DEAR CRONUS
Dear Cronus,
If I should die atop this mountain,
release my soul into the sea-
If I am seen as worthy. Father time,
I’m stuck in an endless loop.
Forgive me, but I believe my bearer will bury
me in advance of the season of my ripest fruit
I live in a watch,
marble in a dial watching
Numbers touch my hands
Grasping for new hours
Dreading the future with you
[I knew ours]
Deep below the heart of the Earth
I roam the sands of my hourglass,
Grains graze my head.
Won’t be long before my hour passes
We don’t belong to our past,
A frozen,shackled heart embraced in your warm arms
You burn my chest
And brand the rest
I trace the pattern of my warm scars
My eyes drag
Like the ship that rows
Over the stream of my tears
Stopping as the bells toll
And midnight rolls.
A new day begins-
and my fears accompany it.
Will you take the life I love to forsake?
This is a letter of sincerity,
King.
-
Depression won August.
Our ongoing battle takes up the time I do not have. The score appears irredeemable, yet I persist with the hope of something greater to come. In July, the leaves started wilting. Now in September, I’ve started falling with them. The fall is coming.
A letter to time:
I am in the midst of life. At least, that’s what it feels like. I’ve had my own personal grey cloud for years. Wherever I go, it follows. Sometimes, it sprinkles, and sometimes it storms. I see clear skies from time to time, but recently it’s felt like a race against the weather. I think to myself, “I hope I get inside before it rains.” It always rains for the rest of the day. I come inside drenched in dread. Yet, if you were in arms reach of me, you would believe that I was as dry as a bone. No one else can see the catastrophic storm that looms over my head from day to day. And sometimes it feels like I might drown in a flood that I’ve caused with no one to save me. Then I remind myself of when I was in the eye of the hurricane. When it was only me that could save me. I survived what had felt like Katrina.
Summer is fleeting.
There were no carnival visits in June. There were no day trips to the beach. There were no nights I can’t remember. Only a couple of day visits with my life-long friends. Solitude haunts my daily schedule. There are 4 walls in my room, and I memorized each scratch. I put up new paintings to cover up the bleakness of my space. I wish I could do the same with my mind. However, the romanticization of my implacable melancholia is a comfortable place to land when my mind decides to stop racing.

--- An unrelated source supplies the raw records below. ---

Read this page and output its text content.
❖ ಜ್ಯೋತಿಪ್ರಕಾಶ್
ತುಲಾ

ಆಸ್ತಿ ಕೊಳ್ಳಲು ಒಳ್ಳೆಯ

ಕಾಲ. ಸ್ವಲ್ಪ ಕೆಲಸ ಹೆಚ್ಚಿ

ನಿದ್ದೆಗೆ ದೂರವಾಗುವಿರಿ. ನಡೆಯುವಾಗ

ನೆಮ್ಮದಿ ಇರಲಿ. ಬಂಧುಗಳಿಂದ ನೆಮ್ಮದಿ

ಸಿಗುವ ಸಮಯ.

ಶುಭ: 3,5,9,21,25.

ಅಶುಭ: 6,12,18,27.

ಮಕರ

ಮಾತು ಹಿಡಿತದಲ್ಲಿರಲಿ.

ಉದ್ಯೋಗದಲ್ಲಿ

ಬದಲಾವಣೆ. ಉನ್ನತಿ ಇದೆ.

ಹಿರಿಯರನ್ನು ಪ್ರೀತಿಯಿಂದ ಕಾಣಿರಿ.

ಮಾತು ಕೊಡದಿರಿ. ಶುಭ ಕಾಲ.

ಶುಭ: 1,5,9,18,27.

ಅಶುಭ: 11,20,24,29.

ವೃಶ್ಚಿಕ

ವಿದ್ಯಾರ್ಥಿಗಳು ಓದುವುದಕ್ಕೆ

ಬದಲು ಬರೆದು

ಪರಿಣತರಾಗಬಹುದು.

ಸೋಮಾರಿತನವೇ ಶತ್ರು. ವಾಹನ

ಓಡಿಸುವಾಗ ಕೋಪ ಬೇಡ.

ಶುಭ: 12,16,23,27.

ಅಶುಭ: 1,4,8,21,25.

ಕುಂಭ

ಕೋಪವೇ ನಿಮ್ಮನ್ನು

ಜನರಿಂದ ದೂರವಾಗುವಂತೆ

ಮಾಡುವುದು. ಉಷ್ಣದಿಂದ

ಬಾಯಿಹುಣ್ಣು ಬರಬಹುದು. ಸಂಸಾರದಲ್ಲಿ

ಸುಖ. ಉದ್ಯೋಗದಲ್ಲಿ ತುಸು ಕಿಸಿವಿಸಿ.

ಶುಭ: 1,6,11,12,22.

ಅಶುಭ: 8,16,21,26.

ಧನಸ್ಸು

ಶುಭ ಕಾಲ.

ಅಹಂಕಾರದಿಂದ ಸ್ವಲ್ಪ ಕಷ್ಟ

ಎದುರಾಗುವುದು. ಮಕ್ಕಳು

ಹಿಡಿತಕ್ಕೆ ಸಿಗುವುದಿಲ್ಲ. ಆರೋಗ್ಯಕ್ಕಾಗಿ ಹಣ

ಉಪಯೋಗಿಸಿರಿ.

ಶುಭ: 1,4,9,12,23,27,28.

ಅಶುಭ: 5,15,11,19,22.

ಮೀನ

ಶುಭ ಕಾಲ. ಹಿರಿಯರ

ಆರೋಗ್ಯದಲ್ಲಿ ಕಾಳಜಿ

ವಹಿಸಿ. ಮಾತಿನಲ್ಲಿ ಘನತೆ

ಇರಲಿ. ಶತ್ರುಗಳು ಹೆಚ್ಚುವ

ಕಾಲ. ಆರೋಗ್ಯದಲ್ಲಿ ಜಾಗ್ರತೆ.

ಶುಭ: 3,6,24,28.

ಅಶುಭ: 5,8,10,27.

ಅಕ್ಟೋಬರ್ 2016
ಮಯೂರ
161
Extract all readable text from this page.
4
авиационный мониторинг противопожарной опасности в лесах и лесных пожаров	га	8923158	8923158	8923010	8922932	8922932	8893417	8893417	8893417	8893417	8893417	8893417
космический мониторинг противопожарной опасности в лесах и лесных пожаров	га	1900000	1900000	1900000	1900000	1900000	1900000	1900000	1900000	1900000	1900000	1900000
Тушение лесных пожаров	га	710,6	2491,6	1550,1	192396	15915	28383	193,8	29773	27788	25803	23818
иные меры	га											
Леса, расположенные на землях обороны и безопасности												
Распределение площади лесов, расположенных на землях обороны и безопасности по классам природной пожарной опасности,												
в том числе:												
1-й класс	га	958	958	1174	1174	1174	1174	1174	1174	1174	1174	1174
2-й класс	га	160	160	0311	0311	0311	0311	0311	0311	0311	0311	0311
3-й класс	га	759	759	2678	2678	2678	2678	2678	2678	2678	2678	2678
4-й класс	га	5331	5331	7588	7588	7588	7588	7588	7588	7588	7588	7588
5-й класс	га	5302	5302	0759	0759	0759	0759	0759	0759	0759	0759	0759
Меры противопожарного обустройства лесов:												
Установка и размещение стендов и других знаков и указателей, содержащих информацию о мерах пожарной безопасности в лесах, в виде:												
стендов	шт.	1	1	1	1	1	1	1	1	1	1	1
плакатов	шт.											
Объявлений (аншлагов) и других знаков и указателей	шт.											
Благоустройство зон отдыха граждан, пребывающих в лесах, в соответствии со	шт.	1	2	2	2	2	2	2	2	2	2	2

It feels like something’s coming. Yet, I feel like I’m running in place, absorbed by suspense; I attempt not to grow anxious about it, but the thought feels concrete, “Will it all come to an end soon?” I’m trying to grow in love with myself before it’s too late. I recently typed in my notes that life has looked like a double-sided mirror. The difference is that I’m watching myself from the outside and experiencing it inside.
Where did the time go?
Youth is starting to feel like a faint pleasure. Joy feels fainter. My age shows as I drive past my high school, where the memories inside that building start to feel like third removed relatives. Father Time’s hand no longer holds mine and the future is uncertain. But what if that’s a good thing? My isolation felt against my will, but there’s a chance it was for my will. It’s hard to think you’re doing enough when there are 17-year-olds with apartments and LLCs. My isolation reminded me that you don’t have to “do” to grow. So, this summer, I grew.
This poem is probably the most personal I’ve written in a while, and I was hesitant to share it, but I know it feels like a storm follows some lovers as well. So, whether it feels like it’s hurricane season, slight showers, or sunny skies, keep loving.